Apple supporters are a hailing a New York court ruling as a big win in the company’s battle against a federal order demanding that it unlock the iPhone of one of the San Bernardino shooters.
“Apple: 1. Government: 0,” said Scott Vernick, head of the data security and privacy practice at Fox Rothschild.
Onlookers, including Apple, say that Orenstein’s decision sets an important, if non-binding, precedent that could have a significant impact on how California judge Sheri Pym rules on the case involving San Bernardino shooter Syed Rizwan Farook.
Because of the many parallels between the two cases, a senior Apple executive told reporters on Monday, “it’s going to have some persuasive effect for the magistrate in California. I think she will read it, I think she will analyze the arguments and I think that she will be persuaded by the arguments.”
The government’s New York request hinged on the same 18th-century law that it is citing to force Apple to write software disabling certain key security provisions on Farook’s phone.
The 1789 All Writs Act allows federal judges to compel others to help the government perform its duties, so long as requests are “agreeable to the usages and principles of law,” Orenstein writes.
But, he writes, under those conditions “the relief the government seeks is unavailable because Congress has considered legislation that would achieve the same result but has not adopted it.”

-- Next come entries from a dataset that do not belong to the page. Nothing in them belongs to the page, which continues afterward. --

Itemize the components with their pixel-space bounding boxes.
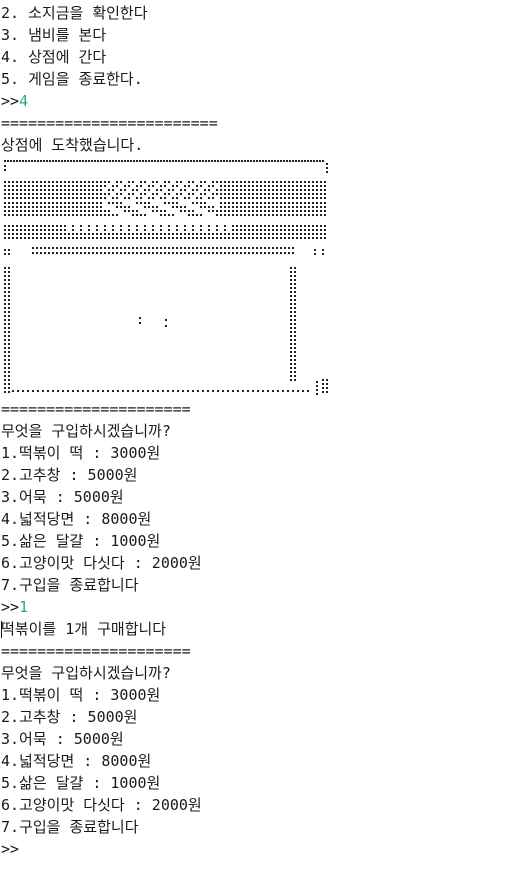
prompt: >> (1, 598, 20, 616)
divider-line: ===================== (1, 400, 191, 418)
shop-item: 4.넓적당면 : 8000원 (1, 752, 152, 770)
menu-line-4: 4. 상점에 간다 (1, 48, 107, 66)
purchase-message: 떡볶이를 1개 구매합니다 (1, 620, 167, 638)
shop-item: 3.어묵 : 5000원 (1, 730, 124, 748)
user-input: 4 (19, 92, 29, 110)
shop-item: 5.삶은 달걀 : 1000원 (1, 532, 161, 550)
shop-item: 1.떡볶이 떡 : 3000원 (1, 444, 161, 462)
prompt: >> (1, 92, 20, 110)
prompt-line-2: >>1 (1, 596, 28, 618)
prompt-line-1: >>4 (1, 90, 28, 112)
shop-item: 2.고추창 : 5000원 (1, 708, 138, 726)
shop-ascii-art (2, 157, 330, 399)
shop-item: 1.떡볶이 떡 : 3000원 (1, 686, 161, 704)
shop-title: 무엇을 구입하시겠습니까? (1, 664, 171, 682)
arrive-message: 상점에 도착했습니다. (1, 136, 144, 154)
menu-line-5: 5. 게임을 종료한다. (1, 70, 143, 88)
shop-item: 7.구입을 종료합니다 (1, 576, 139, 594)
divider-line: ===================== (1, 642, 191, 660)
menu-line-2: 2. 소지금을 확인한다 (1, 4, 148, 22)
menu-line-3: 3. 냄비를 본다 (1, 26, 107, 44)
divider-line: ======================== (1, 114, 218, 132)
shop-item: 3.어묵 : 5000원 (1, 488, 124, 506)
shop-title: 무엇을 구입하시겠습니까? (1, 422, 171, 440)
console-window[interactable]: 2. 소지금을 확인한다 3. 냄비를 본다 4. 상점에 간다 5. 게임을 … (0, 0, 529, 877)
shop-item: 7.구입을 종료합니다 (1, 818, 139, 836)
shop-item: 6.고양이맛 다싯다 : 2000원 (1, 554, 202, 572)
shop-item: 2.고추창 : 5000원 (1, 466, 138, 484)
user-input: 1 (19, 598, 29, 616)
shop-item: 6.고양이맛 다싯다 : 2000원 (1, 796, 202, 814)
input-prompt[interactable]: >> (1, 838, 19, 860)
shop-item: 4.넓적당면 : 8000원 (1, 510, 152, 528)
shop-item: 5.삶은 달걀 : 1000원 (1, 774, 161, 792)
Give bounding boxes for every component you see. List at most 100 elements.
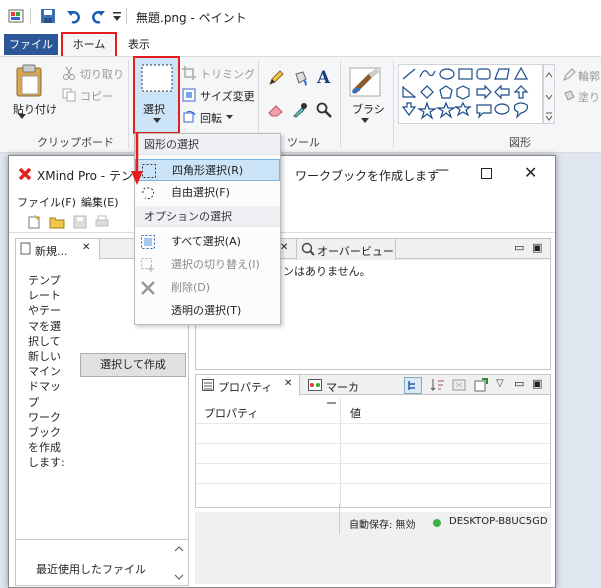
host-name: DESKTOP-B8UC5GD [449, 516, 548, 527]
menu-item-delete[interactable]: 削除(D) [135, 277, 280, 299]
brush-dropdown-icon[interactable] [361, 118, 369, 124]
crop-icon[interactable] [182, 66, 196, 80]
resize-icon[interactable] [182, 88, 196, 102]
menu-file[interactable]: ファイル(F) [17, 194, 76, 210]
shapes-gallery[interactable] [398, 64, 543, 124]
properties-tab-close-icon[interactable]: ✕ [284, 378, 292, 389]
minimize-button[interactable]: — [435, 162, 449, 178]
select-all-label: すべて選択(A) [171, 235, 241, 248]
rect-select-label: 四角形選択(R) [172, 164, 244, 177]
text-icon[interactable]: A [316, 68, 332, 86]
autosave-status: 自動保存: 無効 [349, 520, 416, 531]
print-disabled-icon[interactable] [95, 215, 109, 229]
maximize-pane-icon[interactable]: ▣ [532, 241, 542, 254]
filter-icon[interactable] [452, 378, 466, 392]
svg-text:A: A [316, 68, 331, 86]
menu-edit[interactable]: 編集(E) [81, 194, 119, 210]
overview-search-icon [301, 242, 315, 256]
fill-style-icon[interactable] [562, 89, 576, 103]
overview-message: インはありません。 [272, 265, 371, 278]
recent-files-label: 最近使用したファイル [36, 563, 146, 576]
tab-markers[interactable]: マーカー [306, 375, 366, 410]
properties-icon [202, 379, 214, 391]
save-icon[interactable] [40, 8, 56, 24]
outline-tab-close-icon[interactable]: ✕ [280, 242, 288, 253]
sort-icon[interactable] [430, 378, 446, 392]
outline-icon[interactable] [562, 68, 576, 82]
menu-item-free-select[interactable]: 自由選択(F) [135, 182, 280, 204]
pencil-icon[interactable] [268, 70, 284, 86]
brush-button[interactable]: ブラシ [352, 101, 385, 117]
menu-item-invert-selection[interactable]: 選択の切り替え(I) [135, 254, 280, 276]
shapes-scrollbar[interactable] [543, 64, 555, 124]
cut-icon[interactable] [62, 66, 76, 80]
xmind-window: XMind Pro - テンプ ワークブックを作成します — ✕ ファイル(F)… [8, 155, 556, 588]
prop-col-value: 値 [350, 407, 361, 420]
magnifier-icon[interactable] [316, 102, 332, 118]
template-description: テンプ レート やテー マを選 択して 新しい マイン ドマップ ワーク ブック を作成 します: [28, 274, 65, 470]
copy-button[interactable]: コピー [80, 88, 113, 104]
pin-icon[interactable] [474, 378, 488, 392]
menu-item-select-all[interactable]: すべて選択(A) [135, 231, 280, 253]
tab-close-icon[interactable]: ✕ [82, 242, 90, 253]
paint-title: 無題.png - ペイント [136, 11, 247, 25]
clipboard-group-label: クリップボード [37, 136, 114, 149]
brush-icon[interactable] [348, 66, 382, 98]
select-dropdown-menu: 図形の選択 四角形選択(R) 自由選択(F) オプションの選択 すべて選択(A)… [134, 133, 281, 325]
redo-icon[interactable] [90, 8, 106, 24]
undo-icon[interactable] [66, 8, 82, 24]
menu-item-transparent-select[interactable]: 透明の選択(T) [135, 300, 280, 322]
paste-dropdown-icon[interactable] [18, 114, 26, 120]
maximize-button[interactable] [481, 168, 492, 179]
tab-home[interactable]: ホーム [61, 32, 117, 58]
transparent-select-label: 透明の選択(T) [171, 304, 242, 317]
resize-button[interactable]: サイズ変更 [200, 88, 255, 104]
props-maximize-icon[interactable]: ▣ [532, 377, 542, 390]
copy-icon[interactable] [62, 88, 76, 102]
tab-overview[interactable]: オーバービュー [296, 239, 396, 260]
overview-tab-label: オーバービュー [317, 245, 394, 258]
rotate-icon[interactable] [182, 109, 196, 123]
menu-item-rect-select[interactable]: 四角形選択(R) [135, 159, 280, 181]
tab-file[interactable]: ファイル [4, 34, 58, 55]
xmind-logo-icon [18, 167, 32, 181]
tab-new[interactable]: 新規... ✕ [16, 239, 100, 260]
qat-dropdown-icon[interactable] [112, 10, 122, 22]
dropdown-section-options: オプションの選択 [135, 206, 280, 227]
online-status-icon [433, 519, 441, 527]
select-button[interactable]: 選択 [133, 56, 180, 134]
paint-app-icon[interactable] [8, 8, 24, 24]
shapes-group-label: 図形 [509, 136, 531, 149]
color-picker-icon[interactable] [292, 102, 308, 118]
tab-properties[interactable]: プロパティ ✕ [196, 375, 300, 396]
recent-scrollbar[interactable] [172, 541, 186, 585]
red-arrow-indicator [129, 133, 145, 187]
paste-icon[interactable] [14, 64, 46, 98]
fill-style-button[interactable]: 塗り [578, 89, 600, 105]
select-rect-icon [141, 64, 173, 92]
outline-button[interactable]: 輪郭 [578, 68, 600, 84]
eraser-icon[interactable] [268, 102, 284, 118]
select-and-create-button[interactable]: 選択して作成 [80, 353, 186, 377]
divider [340, 60, 341, 148]
save-disabled-icon[interactable] [73, 215, 87, 229]
cut-button[interactable]: 切り取り [80, 66, 124, 82]
free-select-icon [140, 185, 156, 201]
divider [393, 60, 394, 148]
new-file-icon[interactable] [27, 215, 41, 229]
properties-tab-label: プロパティ [218, 381, 273, 394]
crop-button[interactable]: トリミング [200, 66, 255, 82]
view-menu-icon[interactable]: ▽ [496, 378, 504, 389]
rotate-dropdown-icon[interactable] [226, 115, 233, 120]
open-folder-icon[interactable] [49, 215, 65, 229]
minimize-pane-icon[interactable]: ▭ [514, 241, 524, 254]
close-button[interactable]: ✕ [524, 163, 537, 182]
free-select-label: 自由選択(F) [171, 186, 230, 199]
tools-group-label: ツール [287, 136, 320, 149]
tab-view[interactable]: 表示 [128, 36, 150, 52]
prop-col-property: プロパティ [204, 407, 259, 420]
props-minimize-icon[interactable]: ▭ [514, 377, 524, 390]
fill-icon[interactable] [292, 70, 308, 86]
categories-toggle-icon[interactable] [404, 377, 422, 394]
rotate-button[interactable]: 回転 [200, 110, 222, 126]
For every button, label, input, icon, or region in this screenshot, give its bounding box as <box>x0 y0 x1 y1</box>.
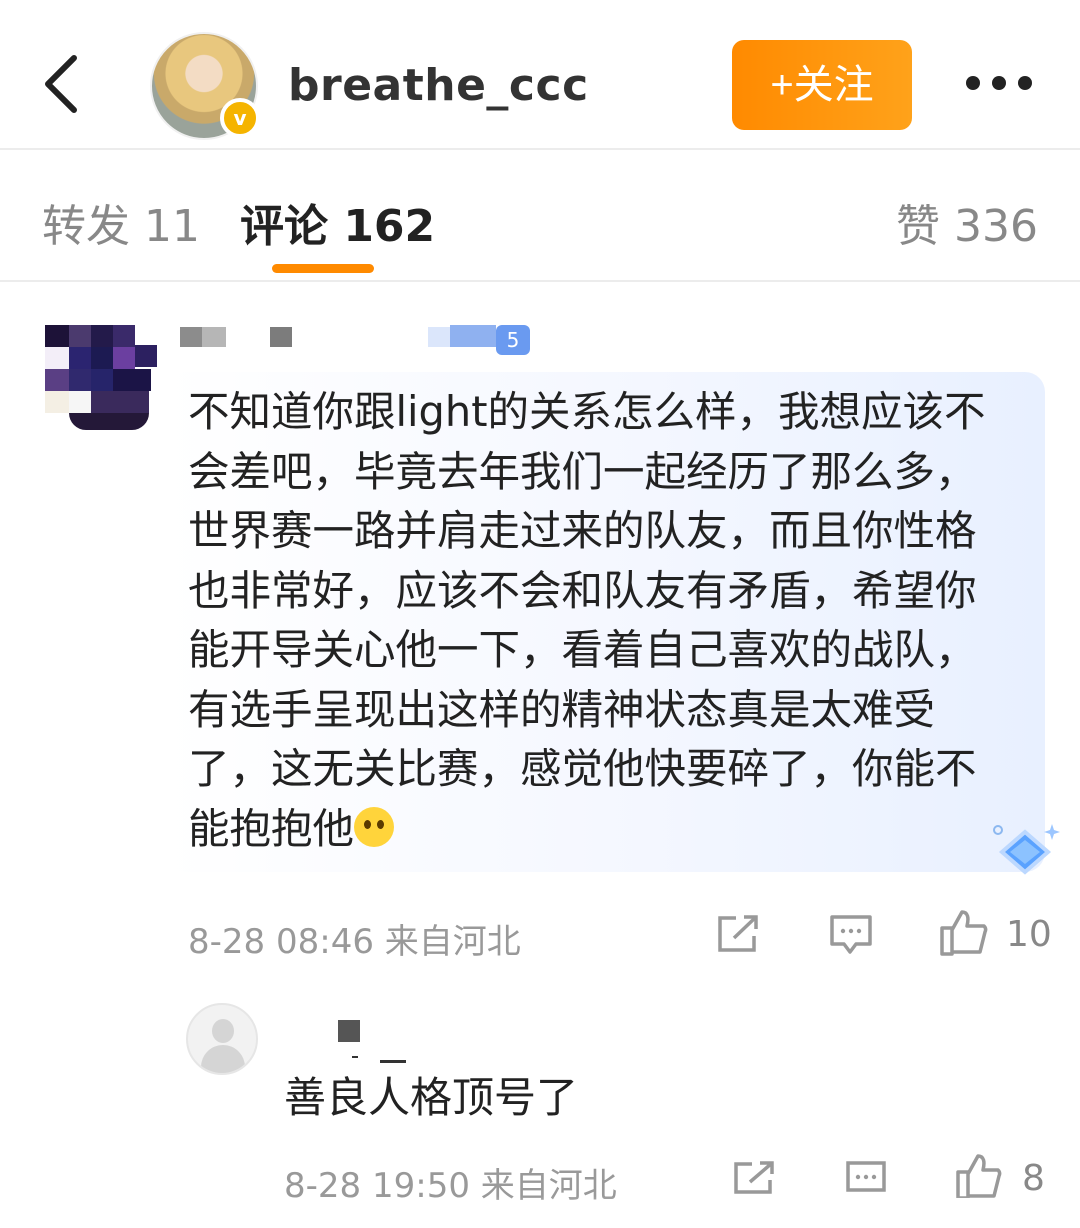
active-tab-indicator <box>272 264 374 273</box>
redaction-mark <box>352 1056 358 1058</box>
reply-text: 善良人格顶号了 <box>284 1073 579 1122</box>
commenter-avatar-mosaic[interactable] <box>45 325 157 430</box>
verified-badge-icon: v <box>220 98 260 138</box>
pleading-face-icon <box>354 806 395 847</box>
tab-repost[interactable]: 转发 11 <box>42 190 200 254</box>
more-options-icon[interactable] <box>960 70 1040 100</box>
comment-meta: 8-28 08:46 来自河北 <box>188 922 521 962</box>
reply-name-redacted[interactable] <box>338 1020 360 1042</box>
comment-body: 不知道你跟light的关系怎么样，我想应该不会差吧，毕竟去年我们一起经历了那么多… <box>188 387 986 853</box>
redaction-mark <box>380 1060 406 1063</box>
comment-like-count: 10 <box>1006 914 1052 955</box>
follow-button[interactable]: +关注 <box>732 40 912 130</box>
tab-like[interactable]: 赞 336 <box>896 190 1038 254</box>
tab-comment[interactable]: 评论 162 <box>240 190 435 254</box>
reply-avatar[interactable] <box>186 1003 258 1075</box>
comment-text: 不知道你跟light的关系怎么样，我想应该不会差吧，毕竟去年我们一起经历了那么多… <box>188 382 1008 858</box>
top-bar: v breathe_ccc +关注 <box>0 0 1080 150</box>
reply-comment-icon[interactable] <box>846 1160 886 1200</box>
share-icon[interactable] <box>732 1160 776 1196</box>
tab-bar: 转发 11 评论 162 赞 336 <box>0 152 1080 282</box>
like-thumb-icon[interactable] <box>956 1154 1002 1198</box>
commenter-name-redacted[interactable]: 5 <box>180 325 530 355</box>
author-username[interactable]: breathe_ccc <box>288 60 589 111</box>
reply-comment-icon[interactable] <box>830 914 872 956</box>
like-thumb-icon[interactable] <box>940 910 988 956</box>
user-level-badge: 5 <box>496 325 530 355</box>
reply-like-count: 8 <box>1022 1158 1045 1199</box>
author-avatar[interactable]: v <box>150 32 260 140</box>
diamond-decoration-icon <box>993 824 1060 875</box>
share-icon[interactable] <box>716 914 760 954</box>
back-arrow-icon[interactable] <box>38 52 88 116</box>
bottom-fade <box>0 1196 1080 1228</box>
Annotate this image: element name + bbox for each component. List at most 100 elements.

This is because a different law, the Communications Assistance for Law Enforcement Act, or CALEA, already gives law enforcement a legal pathway to extract data from companies’ devices — but it doesn’t cover “information services” companies like Apple.
Congress has debated amending the law to include tech companies like Apple and Google, but it hasn’t acted. Orenstein agreed with Apple in his opinion that the company’s omission from CALEA constitutes a conscious decision by Congress.
Supporters of Apple’s position in the San Bernardino case have immediately latched onto this analysis as supportive of their position that if the FBI gets what it wants, it will have inappropriately bypassed Congress to expand the usage of the law.
“I think we can acknowledge that if you succeed, you will have won the authority to access encrypted devices at least for now,” Judiciary Committee ranking member Rep. John Conyers (D-Mich.) said to FBI Director James Comey during a Tuesday hearing on the matter.
Comey has repeatedly argued All Writs is an appropriate tool that government has “used for hundreds of years so that courts can have their orders' given effect.”
Apple hopes that Pym will come to the same conclusion.
“The logic that enabled a judge in the Eastern District of New York to find that Apple is correct in arguing that the government does not have the authority to seek what it is asking for would apply even more to the circumstance we face in San Bernardino,” the Apple official said Monday.
Seemingly bolstering arguments that the case will impact Pym’s decision is Orenstein’s assessment that, technologically, the government’s demands regarding Farook’s phone are much higher than its demands regarding Feng’s.
In New York, the government wanted Apple to simply unlock the device, which was running the older iOS 7 operating system. Apple has said it is technically capable of doing so, but would only do so under court order.
In California, the FBI wants Apple to write a piece of software that would override an iOS 9 failsafe on Farook’s iPhone 5s, allowing the FBI to then hack into the device. Because the phone is running a newer operating system with stiffer encryption, neither Apple nor the FBI can unlock the phone without creating a new operating system.
The software does not currently exist and Apple contends that it is “too dangerous to create.”
Critics of the FBI’s position have repeatedly argued that forcing a private company to manufacture a deliberately flawed product is an Orwellian overreach under All Writs, which requires that requests not be “unduly burdensome.”
Orenstein wrote in his Monday decision that what the government is seeking in California constitutes “more intrusive relief” than what it demanded in New York.
The Apple executive has argued that the finding, which appears in a footnote, “does support our position.” Outside onlookers seem to agree.
“If one judge found something less intrusive to be impermissible, then it would stand to reason that some other judge would find something that is more intrusive to be impermissible,” Vernick said.
The FBI, meanwhile, has sought to characterize its attempts to gain access to locked devices as unique to each investigation. Comey has repeatedly argued that the San Bernardino case only impacts Farook’s phone.
“The FBI focuses on case and then case and then case,” he said last week. “The San Bernardino litigation is not about us trying to send a message or establish some precedent, it really isn’t. It’s about trying to be competent in investigating something that is an active investigation.”
As for the New York case, he said Tuesday that he had not yet read Orenstein’s opinion.
The Department of Justice has already asked that the judge review his decision.
“This phone may contain evidence that will assist us in an active criminal investigation, and we will continue to use the judicial system in our attempt to obtain it,” the Justice Department said in a statement reacting to Monday’s decision.